Los trazos de Chagall son desestructurados. Retan dogmas técnicos. Presumen de una autosuficiencia que se pasa por encima de cualquier instrucción, de toda instrucción. Pero Chagall no es un pintor naïf. Tampoco es un pintor realista; a Chagall no se le puede culpar de ser un pintor impresionista, ni cubista, ni surrealista, como tantas veces se ha pretendido. “Que los cubistas se coman sus manzanas cuadradas en sus mesas triangulares”, dijo una vez. Sin embargo, la influencia de esta corriente artística es destacable en sus cuadros… pero no a tal grado que uno pueda comprometerlo de lleno con una escuela en lo particular. También ha habido quien le ha querido adherir al movimiento fauvista que iniciara Matisse en Francia. Pero a pesar del uso indiscriminado de colores vivos en sus obras, Chagall no se adscribe tampoco a esta corriente estilística. En realidad, Chagall termina siendo un pintor sin escuela. Chagall pinta para sí, plasma sobre los lienzos lo que le sale de la memoria, de los sueños y de la imaginación. Lo metafórico existe en las pinturas de Chagall, y el simbolismo está presente en cada uno de sus cuadros -inclusive en los retratos aparentemente más figurativos, banales y elementales-. Por otro lado, el pintor no deja de evocar los tiempos de la infancia en Rusia: son frecuentes las representaciones casi pueriles de casas y personas que se mezclan en escenarios confusos para dar nuevo nacimiento al lejano pueblo de Vitebsk, a través de la interpretación de uno de sus hijos.
Al igual que el cartero que sobrevuela la villa, de forma semejante a la de las mujeres que surcan los cielos de la ciudad, imitando al novio del aniversario y como si se tratara de los casados de la Torre Eiffel, Marc Chagall es un pintor en el aire: no existe en el cubismo, pero tampoco en la pintura metafísica; no pertenece al fauvismo, y no es pupilo de Renoir; Chagall se niega a que se le encasille en el surrealismo y se escapa de cualquier esfuerzo teórico que se avoque a definir su obra de forma tajante y determinada.

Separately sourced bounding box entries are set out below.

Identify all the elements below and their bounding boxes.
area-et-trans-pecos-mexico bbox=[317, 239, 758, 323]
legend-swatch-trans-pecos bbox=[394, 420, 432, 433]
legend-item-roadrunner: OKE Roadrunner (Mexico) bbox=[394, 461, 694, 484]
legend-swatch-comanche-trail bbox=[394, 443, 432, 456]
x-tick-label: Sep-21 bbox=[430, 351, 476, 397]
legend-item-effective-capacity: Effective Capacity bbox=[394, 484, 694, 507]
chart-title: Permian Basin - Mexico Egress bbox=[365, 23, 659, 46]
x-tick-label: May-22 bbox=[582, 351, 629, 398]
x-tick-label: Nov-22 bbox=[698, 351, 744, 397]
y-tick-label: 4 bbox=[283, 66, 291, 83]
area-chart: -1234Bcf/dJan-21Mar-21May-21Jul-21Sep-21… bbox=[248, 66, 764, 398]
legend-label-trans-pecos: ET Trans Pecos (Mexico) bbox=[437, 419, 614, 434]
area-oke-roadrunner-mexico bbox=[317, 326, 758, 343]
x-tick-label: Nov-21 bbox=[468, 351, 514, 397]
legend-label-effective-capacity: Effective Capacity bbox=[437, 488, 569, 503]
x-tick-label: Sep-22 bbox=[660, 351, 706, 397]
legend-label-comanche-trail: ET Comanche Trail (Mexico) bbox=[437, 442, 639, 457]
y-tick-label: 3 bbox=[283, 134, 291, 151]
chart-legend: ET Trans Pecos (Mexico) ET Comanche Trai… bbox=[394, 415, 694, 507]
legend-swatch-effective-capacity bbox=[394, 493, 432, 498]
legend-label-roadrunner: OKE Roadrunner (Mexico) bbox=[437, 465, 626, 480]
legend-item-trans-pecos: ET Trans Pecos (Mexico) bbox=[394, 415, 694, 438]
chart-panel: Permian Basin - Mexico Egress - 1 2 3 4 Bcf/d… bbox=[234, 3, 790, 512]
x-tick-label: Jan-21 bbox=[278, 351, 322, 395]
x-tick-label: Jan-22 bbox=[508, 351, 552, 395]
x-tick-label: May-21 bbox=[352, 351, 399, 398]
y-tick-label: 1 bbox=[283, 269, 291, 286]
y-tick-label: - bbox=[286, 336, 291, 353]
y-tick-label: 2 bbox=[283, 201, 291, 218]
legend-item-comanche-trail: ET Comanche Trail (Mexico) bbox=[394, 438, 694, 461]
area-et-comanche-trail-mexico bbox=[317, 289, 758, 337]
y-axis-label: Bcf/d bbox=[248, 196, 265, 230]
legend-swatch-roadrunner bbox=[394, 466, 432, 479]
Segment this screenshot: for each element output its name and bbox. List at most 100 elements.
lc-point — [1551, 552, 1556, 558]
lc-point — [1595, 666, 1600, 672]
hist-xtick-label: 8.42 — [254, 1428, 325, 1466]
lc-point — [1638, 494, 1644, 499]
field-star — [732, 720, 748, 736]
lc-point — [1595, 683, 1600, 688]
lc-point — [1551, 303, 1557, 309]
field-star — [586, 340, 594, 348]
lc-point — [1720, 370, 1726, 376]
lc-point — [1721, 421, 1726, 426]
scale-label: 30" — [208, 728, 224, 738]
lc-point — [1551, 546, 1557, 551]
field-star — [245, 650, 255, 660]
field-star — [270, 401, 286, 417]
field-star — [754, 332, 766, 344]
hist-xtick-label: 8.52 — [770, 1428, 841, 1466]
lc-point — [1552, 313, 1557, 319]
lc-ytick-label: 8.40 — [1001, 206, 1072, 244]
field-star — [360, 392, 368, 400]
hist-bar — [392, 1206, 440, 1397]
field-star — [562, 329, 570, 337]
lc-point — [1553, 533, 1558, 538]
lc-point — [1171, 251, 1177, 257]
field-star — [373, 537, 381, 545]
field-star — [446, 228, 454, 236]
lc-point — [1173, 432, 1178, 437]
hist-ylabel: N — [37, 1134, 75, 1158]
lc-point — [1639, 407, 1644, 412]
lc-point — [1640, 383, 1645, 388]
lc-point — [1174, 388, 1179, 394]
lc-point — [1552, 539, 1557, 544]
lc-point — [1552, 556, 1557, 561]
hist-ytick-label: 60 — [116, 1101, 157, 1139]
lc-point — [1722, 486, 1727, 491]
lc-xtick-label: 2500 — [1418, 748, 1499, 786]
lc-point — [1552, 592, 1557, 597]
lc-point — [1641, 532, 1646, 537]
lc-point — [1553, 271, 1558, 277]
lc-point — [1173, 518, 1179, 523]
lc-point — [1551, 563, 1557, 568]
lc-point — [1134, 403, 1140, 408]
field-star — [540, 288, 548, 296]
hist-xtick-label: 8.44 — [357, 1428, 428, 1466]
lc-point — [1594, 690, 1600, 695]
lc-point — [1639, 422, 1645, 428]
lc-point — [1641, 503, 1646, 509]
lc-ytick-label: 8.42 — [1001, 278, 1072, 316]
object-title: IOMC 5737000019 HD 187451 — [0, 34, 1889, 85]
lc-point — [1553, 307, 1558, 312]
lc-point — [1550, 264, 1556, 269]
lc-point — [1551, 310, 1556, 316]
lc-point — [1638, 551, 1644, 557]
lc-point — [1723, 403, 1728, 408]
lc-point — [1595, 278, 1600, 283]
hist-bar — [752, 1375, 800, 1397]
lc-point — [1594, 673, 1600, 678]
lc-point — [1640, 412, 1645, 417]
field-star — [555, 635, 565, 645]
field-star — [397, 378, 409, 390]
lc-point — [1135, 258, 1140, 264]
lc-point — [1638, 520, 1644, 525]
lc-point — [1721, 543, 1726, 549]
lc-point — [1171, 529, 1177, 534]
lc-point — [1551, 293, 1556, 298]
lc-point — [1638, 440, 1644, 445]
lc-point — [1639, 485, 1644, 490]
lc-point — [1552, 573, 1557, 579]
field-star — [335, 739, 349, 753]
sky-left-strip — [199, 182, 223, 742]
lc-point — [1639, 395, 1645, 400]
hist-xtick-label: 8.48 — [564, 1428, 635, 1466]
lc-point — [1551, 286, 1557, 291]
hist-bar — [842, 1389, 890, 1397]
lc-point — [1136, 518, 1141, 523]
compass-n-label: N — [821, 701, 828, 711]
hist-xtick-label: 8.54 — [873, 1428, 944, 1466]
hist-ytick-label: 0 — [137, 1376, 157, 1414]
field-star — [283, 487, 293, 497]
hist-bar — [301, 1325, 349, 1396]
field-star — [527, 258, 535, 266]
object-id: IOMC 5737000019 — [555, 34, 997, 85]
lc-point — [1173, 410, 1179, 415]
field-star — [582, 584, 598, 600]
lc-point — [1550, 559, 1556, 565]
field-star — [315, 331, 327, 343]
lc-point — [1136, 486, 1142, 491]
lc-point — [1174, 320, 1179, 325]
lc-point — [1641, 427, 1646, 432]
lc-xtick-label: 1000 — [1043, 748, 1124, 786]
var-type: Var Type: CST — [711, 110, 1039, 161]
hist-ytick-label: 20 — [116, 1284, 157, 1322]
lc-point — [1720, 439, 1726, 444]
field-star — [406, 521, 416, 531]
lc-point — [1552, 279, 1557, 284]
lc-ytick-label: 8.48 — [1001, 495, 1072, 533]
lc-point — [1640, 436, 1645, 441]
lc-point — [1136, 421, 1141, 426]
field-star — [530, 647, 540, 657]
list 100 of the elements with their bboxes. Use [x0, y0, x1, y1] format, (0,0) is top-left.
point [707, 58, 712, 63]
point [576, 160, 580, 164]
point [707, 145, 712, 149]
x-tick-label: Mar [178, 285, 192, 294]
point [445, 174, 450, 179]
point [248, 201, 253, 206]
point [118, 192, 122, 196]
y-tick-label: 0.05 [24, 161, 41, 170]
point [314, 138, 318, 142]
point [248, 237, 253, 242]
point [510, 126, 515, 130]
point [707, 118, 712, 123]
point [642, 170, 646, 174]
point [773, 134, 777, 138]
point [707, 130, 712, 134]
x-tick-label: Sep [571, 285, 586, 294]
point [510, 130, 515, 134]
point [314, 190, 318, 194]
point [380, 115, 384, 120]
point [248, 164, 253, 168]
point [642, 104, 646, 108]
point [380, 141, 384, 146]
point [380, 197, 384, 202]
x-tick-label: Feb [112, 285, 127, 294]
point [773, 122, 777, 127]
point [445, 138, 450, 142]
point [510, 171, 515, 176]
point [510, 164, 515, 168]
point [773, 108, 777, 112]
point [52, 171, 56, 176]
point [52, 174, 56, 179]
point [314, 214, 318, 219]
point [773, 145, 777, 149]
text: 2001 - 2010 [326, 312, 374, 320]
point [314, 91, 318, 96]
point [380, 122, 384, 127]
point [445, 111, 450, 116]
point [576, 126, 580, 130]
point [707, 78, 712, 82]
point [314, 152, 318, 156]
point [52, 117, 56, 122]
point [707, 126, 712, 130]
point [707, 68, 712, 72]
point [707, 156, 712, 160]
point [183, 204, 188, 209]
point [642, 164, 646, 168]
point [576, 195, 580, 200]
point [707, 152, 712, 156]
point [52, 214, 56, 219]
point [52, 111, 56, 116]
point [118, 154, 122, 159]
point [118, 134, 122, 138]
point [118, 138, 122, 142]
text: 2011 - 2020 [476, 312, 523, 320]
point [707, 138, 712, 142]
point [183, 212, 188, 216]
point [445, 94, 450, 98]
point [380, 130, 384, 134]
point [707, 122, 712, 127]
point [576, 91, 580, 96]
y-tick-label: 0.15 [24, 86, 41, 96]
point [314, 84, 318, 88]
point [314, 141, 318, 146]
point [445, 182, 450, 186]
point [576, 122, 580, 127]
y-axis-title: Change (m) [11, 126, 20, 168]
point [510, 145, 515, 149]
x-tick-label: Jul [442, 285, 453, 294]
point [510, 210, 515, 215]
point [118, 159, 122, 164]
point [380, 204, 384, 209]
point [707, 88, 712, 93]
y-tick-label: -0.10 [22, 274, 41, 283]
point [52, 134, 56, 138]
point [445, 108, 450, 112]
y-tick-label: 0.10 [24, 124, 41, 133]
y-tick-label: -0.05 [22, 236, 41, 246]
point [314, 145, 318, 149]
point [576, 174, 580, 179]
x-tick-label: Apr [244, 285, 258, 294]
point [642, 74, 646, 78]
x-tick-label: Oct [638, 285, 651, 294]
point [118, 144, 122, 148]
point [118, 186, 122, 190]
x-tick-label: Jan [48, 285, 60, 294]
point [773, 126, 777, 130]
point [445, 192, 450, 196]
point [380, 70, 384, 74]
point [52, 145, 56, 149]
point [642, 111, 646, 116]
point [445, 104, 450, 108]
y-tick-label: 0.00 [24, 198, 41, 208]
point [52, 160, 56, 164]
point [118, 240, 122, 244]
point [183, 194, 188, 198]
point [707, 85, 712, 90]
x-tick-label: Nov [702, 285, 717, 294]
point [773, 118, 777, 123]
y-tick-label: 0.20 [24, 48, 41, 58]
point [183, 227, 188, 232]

La obra de Chagall vuela y pizca de los distintos estilos, y de esta forma se traslada por los aires para irse a posar, en una mutación surgida de la imaginación honesta del artista, en los muros de los museos y en las casas de los coleccionistas. Pero cuando la obra de Chagall ya es, de pronto ha dejado de ser todo lo demás. Dicho de otro modo, una pintura de Chagall querrá siempre coquetearle al espectador haciéndole creer que ha entendido la pertenencia del autor a una escuela en lo concreto, pero como un pez recién salido del agua, como el pez alado que toca el violín, la obra de Chagall se escurre y revolotea otra vez en los cielos turbios de colores infinitos (amarillos, negros y azules, rojos y morados) y confusos de la historia del arte, para escaparse, nuevamente, de todas las definiciones del mundo. Así, la pintura de Chagall vuelve a ser aquello que no se puede guardar en un cajón. Chagall es, en todo caso, el vestigio de Chagall.